Posso não entender de tudo na Umbanda, mas o que eu sei, garanto fazer por propriedade e não apenas pela percepção. Ao longo desses anos formei mais de 40 compromissados e centenas em corrente de Umbanda. Para mim UMBANDA TEM FUNDAMENTO, MAS ACIMA DE TUDO, TEM LÓGICA E É COERENTE.

Não há nada melhor e mais gostoso do que fazer a UMBANDA FEIJÃO COM ARROZ, simples, deliciosa e que nenhum brasileiro comum abre a mão de ter em seu prato. Umbanda é coisa séria para gente séria, assim disse o Caboclo Mirim, mas ela também é simples e tão simples para àqueles que só querem extrair o bom fruto dela, como simples é pegar as maiorias das frutas em seu pé, assim eu digo.

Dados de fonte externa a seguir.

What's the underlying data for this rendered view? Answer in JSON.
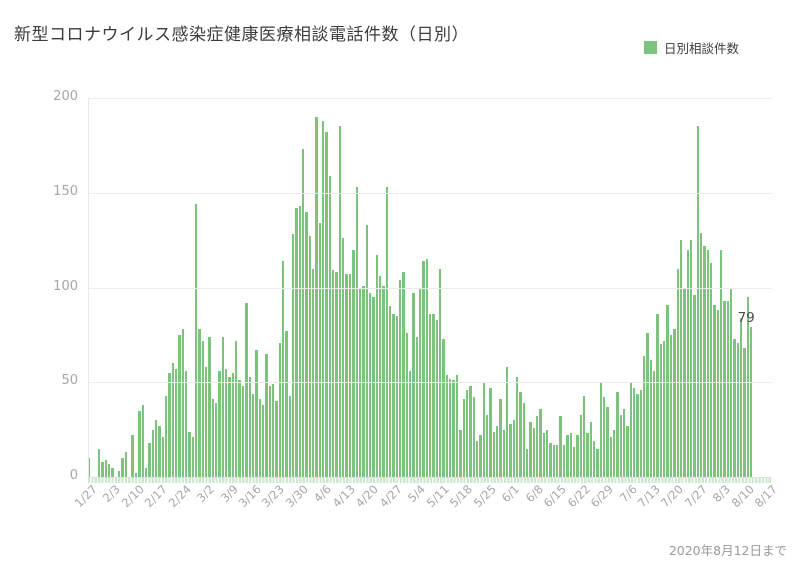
{
  "title": "新型コロナウイルス感染症健康医療相談電話件数（日別）",
  "legend": {
    "label": "日別相談件数",
    "swatch_color": "#7cc47e"
  },
  "footer": {
    "note": "2020年8月12日まで"
  },
  "annotation": {
    "label": "79"
  },
  "colors": {
    "bar": "#7cc47e",
    "gridline": "#ececec",
    "baseline": "#e0e0e0",
    "axis_text": "#a6a6a6",
    "title_text": "#3c3c3c",
    "tick_fringe": "#cfe7cf"
  },
  "chart_data": {
    "type": "bar",
    "title": "新型コロナウイルス感染症健康医療相談電話件数（日別）",
    "series_name": "日別相談件数",
    "legend_position": "top-right",
    "grid": "horizontal",
    "ylim": [
      0,
      200
    ],
    "y_ticks": [
      0,
      50,
      100,
      150,
      200
    ],
    "x_tick_labels": [
      "1/27",
      "2/3",
      "2/10",
      "2/17",
      "2/24",
      "3/2",
      "3/9",
      "3/16",
      "3/23",
      "3/30",
      "4/6",
      "4/13",
      "4/20",
      "4/27",
      "5/4",
      "5/11",
      "5/18",
      "5/25",
      "6/1",
      "6/8",
      "6/15",
      "6/22",
      "6/29",
      "7/6",
      "7/13",
      "7/20",
      "7/27",
      "8/3",
      "8/10",
      "8/17"
    ],
    "x_tick_interval_days": 7,
    "axis_slot_count": 204,
    "last_value_label": 79,
    "period_note": "2020年8月12日まで",
    "dates": [
      "1/27",
      "1/28",
      "1/29",
      "1/30",
      "1/31",
      "2/1",
      "2/2",
      "2/3",
      "2/4",
      "2/5",
      "2/6",
      "2/7",
      "2/8",
      "2/9",
      "2/10",
      "2/11",
      "2/12",
      "2/13",
      "2/14",
      "2/15",
      "2/16",
      "2/17",
      "2/18",
      "2/19",
      "2/20",
      "2/21",
      "2/22",
      "2/23",
      "2/24",
      "2/25",
      "2/26",
      "2/27",
      "2/28",
      "2/29",
      "3/1",
      "3/2",
      "3/3",
      "3/4",
      "3/5",
      "3/6",
      "3/7",
      "3/8",
      "3/9",
      "3/10",
      "3/11",
      "3/12",
      "3/13",
      "3/14",
      "3/15",
      "3/16",
      "3/17",
      "3/18",
      "3/19",
      "3/20",
      "3/21",
      "3/22",
      "3/23",
      "3/24",
      "3/25",
      "3/26",
      "3/27",
      "3/28",
      "3/29",
      "3/30",
      "3/31",
      "4/1",
      "4/2",
      "4/3",
      "4/4",
      "4/5",
      "4/6",
      "4/7",
      "4/8",
      "4/9",
      "4/10",
      "4/11",
      "4/12",
      "4/13",
      "4/14",
      "4/15",
      "4/16",
      "4/17",
      "4/18",
      "4/19",
      "4/20",
      "4/21",
      "4/22",
      "4/23",
      "4/24",
      "4/25",
      "4/26",
      "4/27",
      "4/28",
      "4/29",
      "4/30",
      "5/1",
      "5/2",
      "5/3",
      "5/4",
      "5/5",
      "5/6",
      "5/7",
      "5/8",
      "5/9",
      "5/10",
      "5/11",
      "5/12",
      "5/13",
      "5/14",
      "5/15",
      "5/16",
      "5/17",
      "5/18",
      "5/19",
      "5/20",
      "5/21",
      "5/22",
      "5/23",
      "5/24",
      "5/25",
      "5/26",
      "5/27",
      "5/28",
      "5/29",
      "5/30",
      "5/31",
      "6/1",
      "6/2",
      "6/3",
      "6/4",
      "6/5",
      "6/6",
      "6/7",
      "6/8",
      "6/9",
      "6/10",
      "6/11",
      "6/12",
      "6/13",
      "6/14",
      "6/15",
      "6/16",
      "6/17",
      "6/18",
      "6/19",
      "6/20",
      "6/21",
      "6/22",
      "6/23",
      "6/24",
      "6/25",
      "6/26",
      "6/27",
      "6/28",
      "6/29",
      "6/30",
      "7/1",
      "7/2",
      "7/3",
      "7/4",
      "7/5",
      "7/6",
      "7/7",
      "7/8",
      "7/9",
      "7/10",
      "7/11",
      "7/12",
      "7/13",
      "7/14",
      "7/15",
      "7/16",
      "7/17",
      "7/18",
      "7/19",
      "7/20",
      "7/21",
      "7/22",
      "7/23",
      "7/24",
      "7/25",
      "7/26",
      "7/27",
      "7/28",
      "7/29",
      "7/30",
      "7/31",
      "8/1",
      "8/2",
      "8/3",
      "8/4",
      "8/5",
      "8/6",
      "8/7",
      "8/8",
      "8/9",
      "8/10",
      "8/11",
      "8/12"
    ],
    "values": [
      10,
      0,
      0,
      15,
      8,
      9,
      7,
      5,
      0,
      3,
      10,
      13,
      0,
      22,
      2,
      35,
      38,
      5,
      18,
      25,
      30,
      27,
      21,
      43,
      55,
      60,
      57,
      75,
      78,
      56,
      24,
      21,
      144,
      78,
      72,
      58,
      74,
      41,
      39,
      56,
      74,
      57,
      53,
      55,
      72,
      51,
      48,
      92,
      53,
      44,
      67,
      41,
      38,
      65,
      48,
      49,
      40,
      71,
      114,
      77,
      43,
      128,
      142,
      143,
      173,
      140,
      127,
      110,
      190,
      134,
      188,
      182,
      159,
      109,
      108,
      185,
      126,
      107,
      107,
      120,
      153,
      100,
      101,
      133,
      97,
      95,
      117,
      106,
      101,
      153,
      90,
      86,
      85,
      104,
      108,
      76,
      56,
      97,
      74,
      99,
      114,
      115,
      86,
      86,
      83,
      110,
      73,
      54,
      52,
      51,
      54,
      25,
      41,
      46,
      48,
      42,
      19,
      22,
      50,
      33,
      47,
      24,
      27,
      41,
      25,
      58,
      28,
      30,
      53,
      45,
      39,
      15,
      29,
      26,
      32,
      36,
      23,
      25,
      18,
      17,
      17,
      32,
      17,
      22,
      23,
      16,
      22,
      33,
      43,
      23,
      29,
      19,
      15,
      50,
      42,
      37,
      21,
      25,
      45,
      33,
      36,
      27,
      50,
      47,
      44,
      46,
      64,
      76,
      62,
      56,
      86,
      70,
      72,
      91,
      75,
      78,
      110,
      125,
      100,
      120,
      125,
      96,
      185,
      129,
      122,
      120,
      113,
      91,
      88,
      120,
      93,
      93,
      100,
      73,
      71,
      84,
      68,
      95,
      79
    ]
  }
}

Nunca me atrevi a colocar a Vereda da Luz acima da minha base, porque assim eu aprendi com os Guias, mas também nunca a deixei em segundo plano e sempre a tive junto a minha base, tanto nas minhas obrigações espirituais, como com as minhas obrigações financeiras e materiais com a Casa. Daqui a exatos 30 dias, estarei completando duas coroas de compromisso e daqui a 70 dias será a vez da Michele completar as duas coroas dela, olhem bem como eu e ela fazemos a nossa Umbanda, toda vez que vocês ouvirem algo diferente do que praticamos, porque gente para contar histórias da carochinha tem muitos, mas eles só contam para quem tem interesse de ouvir. Continuamos eu e Michele, nesses mais de 15 anos de Vereda a sermos os mesmos que ouvimos e ensinamos o que sabemos, usem-nos a vontade para tirar qualquer dúvida ou para que possamos ensinar algo.

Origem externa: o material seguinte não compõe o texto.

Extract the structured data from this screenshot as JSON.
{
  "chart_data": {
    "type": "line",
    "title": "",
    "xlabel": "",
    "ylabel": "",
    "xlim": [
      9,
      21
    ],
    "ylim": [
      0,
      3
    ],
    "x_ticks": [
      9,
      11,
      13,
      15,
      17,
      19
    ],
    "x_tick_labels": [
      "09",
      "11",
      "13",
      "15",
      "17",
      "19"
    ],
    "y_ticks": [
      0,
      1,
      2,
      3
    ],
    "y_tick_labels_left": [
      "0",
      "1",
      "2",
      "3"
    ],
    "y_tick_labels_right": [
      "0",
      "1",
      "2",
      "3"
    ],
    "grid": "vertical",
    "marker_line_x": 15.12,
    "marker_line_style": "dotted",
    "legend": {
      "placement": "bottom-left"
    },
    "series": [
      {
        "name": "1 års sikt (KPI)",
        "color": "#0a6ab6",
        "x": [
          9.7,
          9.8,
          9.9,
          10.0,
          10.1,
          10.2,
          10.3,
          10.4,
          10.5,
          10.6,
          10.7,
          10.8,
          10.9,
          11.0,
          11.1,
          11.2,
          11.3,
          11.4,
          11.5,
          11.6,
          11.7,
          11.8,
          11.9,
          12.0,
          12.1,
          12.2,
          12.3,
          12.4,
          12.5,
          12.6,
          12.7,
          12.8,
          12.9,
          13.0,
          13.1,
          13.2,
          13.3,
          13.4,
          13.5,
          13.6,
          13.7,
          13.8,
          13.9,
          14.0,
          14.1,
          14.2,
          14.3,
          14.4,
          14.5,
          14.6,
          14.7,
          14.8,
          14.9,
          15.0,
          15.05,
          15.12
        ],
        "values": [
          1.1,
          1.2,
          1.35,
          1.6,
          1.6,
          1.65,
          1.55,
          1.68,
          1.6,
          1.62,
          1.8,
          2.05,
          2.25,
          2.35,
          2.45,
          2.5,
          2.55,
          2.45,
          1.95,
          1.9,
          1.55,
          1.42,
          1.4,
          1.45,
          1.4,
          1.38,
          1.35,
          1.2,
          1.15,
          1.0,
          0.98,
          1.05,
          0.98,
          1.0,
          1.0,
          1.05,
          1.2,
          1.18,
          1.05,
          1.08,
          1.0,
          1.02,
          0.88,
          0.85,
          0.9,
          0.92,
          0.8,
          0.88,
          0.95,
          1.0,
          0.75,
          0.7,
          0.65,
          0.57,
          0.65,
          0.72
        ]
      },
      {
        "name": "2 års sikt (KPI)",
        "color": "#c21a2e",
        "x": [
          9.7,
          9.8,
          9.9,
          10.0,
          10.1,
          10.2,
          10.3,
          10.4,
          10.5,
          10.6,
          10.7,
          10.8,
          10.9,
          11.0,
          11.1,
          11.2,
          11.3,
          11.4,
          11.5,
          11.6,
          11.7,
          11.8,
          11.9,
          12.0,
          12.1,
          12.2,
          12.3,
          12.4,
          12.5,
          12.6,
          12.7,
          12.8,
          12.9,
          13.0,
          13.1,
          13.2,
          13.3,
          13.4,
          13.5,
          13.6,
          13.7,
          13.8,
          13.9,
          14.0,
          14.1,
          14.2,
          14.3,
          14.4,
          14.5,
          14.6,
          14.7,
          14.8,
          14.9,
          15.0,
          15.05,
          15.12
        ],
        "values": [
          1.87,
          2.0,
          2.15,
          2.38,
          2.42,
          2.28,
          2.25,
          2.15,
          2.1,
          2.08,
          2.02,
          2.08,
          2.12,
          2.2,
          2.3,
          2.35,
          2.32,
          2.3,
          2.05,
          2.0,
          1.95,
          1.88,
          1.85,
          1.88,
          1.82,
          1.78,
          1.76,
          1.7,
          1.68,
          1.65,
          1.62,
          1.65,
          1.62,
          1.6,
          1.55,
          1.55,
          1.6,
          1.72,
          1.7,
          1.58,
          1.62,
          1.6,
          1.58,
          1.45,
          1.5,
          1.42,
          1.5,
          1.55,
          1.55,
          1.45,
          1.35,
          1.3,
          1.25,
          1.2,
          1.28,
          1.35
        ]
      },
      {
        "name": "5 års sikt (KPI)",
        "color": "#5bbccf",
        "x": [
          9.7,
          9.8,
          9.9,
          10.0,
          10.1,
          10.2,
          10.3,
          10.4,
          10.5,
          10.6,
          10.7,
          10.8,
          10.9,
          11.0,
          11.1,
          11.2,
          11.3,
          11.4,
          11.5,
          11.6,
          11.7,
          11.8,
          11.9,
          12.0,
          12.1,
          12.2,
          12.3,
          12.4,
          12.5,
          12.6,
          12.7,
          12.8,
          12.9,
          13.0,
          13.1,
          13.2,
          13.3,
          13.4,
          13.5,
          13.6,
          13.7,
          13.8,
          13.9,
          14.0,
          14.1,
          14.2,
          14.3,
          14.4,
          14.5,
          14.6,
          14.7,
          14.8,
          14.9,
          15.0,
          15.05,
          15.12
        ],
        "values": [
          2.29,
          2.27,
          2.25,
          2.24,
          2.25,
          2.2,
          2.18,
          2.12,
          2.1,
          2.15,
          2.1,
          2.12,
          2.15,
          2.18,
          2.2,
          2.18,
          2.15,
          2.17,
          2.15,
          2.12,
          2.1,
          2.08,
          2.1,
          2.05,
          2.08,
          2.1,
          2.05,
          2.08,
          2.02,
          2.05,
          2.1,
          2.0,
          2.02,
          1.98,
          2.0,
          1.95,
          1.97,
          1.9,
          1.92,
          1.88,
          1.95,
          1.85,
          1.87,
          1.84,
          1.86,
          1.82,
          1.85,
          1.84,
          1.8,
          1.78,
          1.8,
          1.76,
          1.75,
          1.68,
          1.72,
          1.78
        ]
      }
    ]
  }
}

A minha Umbanda não é africana, eu não faço parte de uma religião afro descente, eu não sou ligado a sindicatos e assembléias de Umbanda e Candomblé, até porque Umbanda é Umbanda e Candomblé é Candomblé. Meus Orixás não são negros, minhas Iabas não são negros, meus Orixás não tem cor, não tem raça, não tem sexo, meus Orixás são os dedos de Deus na terra. Meus Orixás são divindades sagradas. A minha Guia não precisa de uma conta ou um fio específico, minhas Guias são iguais. O charuto do Caboclo pode ser reutilizado quantas GIRAS forem necessária, assim como a pemba, como o marafo. O Caboclo não tem coca visível, mas tem um coca espiritual. O Preto-Velho ainda não tem um chapéu visível, mas um dia ele terá, a criança como brigadeiro sim, toma guaraná porque é a água gasosa que ele conheceu, mas também toma suco de frutas, toma água. Quem disse que Boiadeiro tem que beber? Quem disse que o café hoje da Preta-Velha, não pode ser um delicioso vinho em dia de festividade? Quem disse que o Caboclo e o Preto-Velho tem que fumar? Quem disse que Caboclo não pode sorrir e que também não pode chorar?

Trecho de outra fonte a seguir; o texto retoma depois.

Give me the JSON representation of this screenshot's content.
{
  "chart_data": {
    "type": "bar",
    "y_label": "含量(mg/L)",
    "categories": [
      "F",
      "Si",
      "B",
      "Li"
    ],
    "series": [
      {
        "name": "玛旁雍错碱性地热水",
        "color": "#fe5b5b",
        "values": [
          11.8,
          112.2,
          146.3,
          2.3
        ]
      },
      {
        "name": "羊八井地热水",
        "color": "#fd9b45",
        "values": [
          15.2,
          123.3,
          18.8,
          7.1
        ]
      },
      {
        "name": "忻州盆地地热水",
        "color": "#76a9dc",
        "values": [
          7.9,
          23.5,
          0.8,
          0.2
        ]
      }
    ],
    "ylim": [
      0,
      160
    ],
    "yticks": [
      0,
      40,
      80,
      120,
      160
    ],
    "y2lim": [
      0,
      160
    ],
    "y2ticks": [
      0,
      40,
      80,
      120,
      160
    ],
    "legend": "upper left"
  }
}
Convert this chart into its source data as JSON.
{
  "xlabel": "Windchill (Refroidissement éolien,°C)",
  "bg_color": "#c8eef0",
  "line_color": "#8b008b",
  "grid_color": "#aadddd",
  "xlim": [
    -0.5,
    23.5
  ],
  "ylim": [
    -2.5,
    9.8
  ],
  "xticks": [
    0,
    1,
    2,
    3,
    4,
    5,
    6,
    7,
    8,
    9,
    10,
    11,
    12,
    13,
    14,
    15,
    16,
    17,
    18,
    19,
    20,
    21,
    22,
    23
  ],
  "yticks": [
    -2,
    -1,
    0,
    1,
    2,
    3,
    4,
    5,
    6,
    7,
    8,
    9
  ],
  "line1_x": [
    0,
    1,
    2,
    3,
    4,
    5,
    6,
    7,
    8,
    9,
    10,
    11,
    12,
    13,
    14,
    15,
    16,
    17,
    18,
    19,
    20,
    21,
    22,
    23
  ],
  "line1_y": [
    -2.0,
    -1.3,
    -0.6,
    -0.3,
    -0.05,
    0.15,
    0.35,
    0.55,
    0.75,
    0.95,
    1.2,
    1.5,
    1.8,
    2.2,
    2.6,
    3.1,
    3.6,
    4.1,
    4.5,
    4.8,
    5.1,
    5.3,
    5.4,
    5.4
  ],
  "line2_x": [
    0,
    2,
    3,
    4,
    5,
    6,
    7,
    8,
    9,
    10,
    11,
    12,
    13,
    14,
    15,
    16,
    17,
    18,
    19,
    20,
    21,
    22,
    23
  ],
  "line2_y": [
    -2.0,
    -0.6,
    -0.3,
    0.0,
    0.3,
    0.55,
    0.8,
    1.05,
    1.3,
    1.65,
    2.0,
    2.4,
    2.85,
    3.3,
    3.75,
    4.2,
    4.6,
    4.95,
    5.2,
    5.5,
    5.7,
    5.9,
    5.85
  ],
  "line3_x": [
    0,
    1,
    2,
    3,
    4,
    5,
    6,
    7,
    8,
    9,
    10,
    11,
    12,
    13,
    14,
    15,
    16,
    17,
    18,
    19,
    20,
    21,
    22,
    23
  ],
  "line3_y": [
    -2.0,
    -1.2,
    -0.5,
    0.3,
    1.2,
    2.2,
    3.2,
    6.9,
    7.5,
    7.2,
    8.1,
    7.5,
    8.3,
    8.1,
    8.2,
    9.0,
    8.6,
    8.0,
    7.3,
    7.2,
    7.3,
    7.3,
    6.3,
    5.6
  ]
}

Quem disse que os Guias não podem errar? Quem disse que os Guias podem mais que Oxalá? Que tudo posso com meu Orixá?

Quem disse que não sou luz, mas assim como ela acende, ela também pode apagar.

Eu sou o FLÁVIO e definitivamente não sou o Caboclo Tupinambá. Tenho muito orgulho, satisfação, felicidade, realização em tê-los (os Guias), ao meu lado, mas eu não sou eles, na verdade, cada um deles é que formam um pedaço de mim.

Eu sou de Umbanda porque nela eu sou feliz e ela me completa, além disso e tentar ser alguém através dela, MELHOR!

Que eu ainda possa olhar onde Oxalá olhe por mim, que eu possa andar onde Oxalá ande por mim, que eu possa tocar onde Oxalá toque por mim, que eu posso ouvir onde Oxalá ouça por mim, que eu possa sentir onde Oxalá sinta por mim, que eu possa irradiar onde Oxalá irradie por mim, que eu possa viver onde Oxalá viva por mim.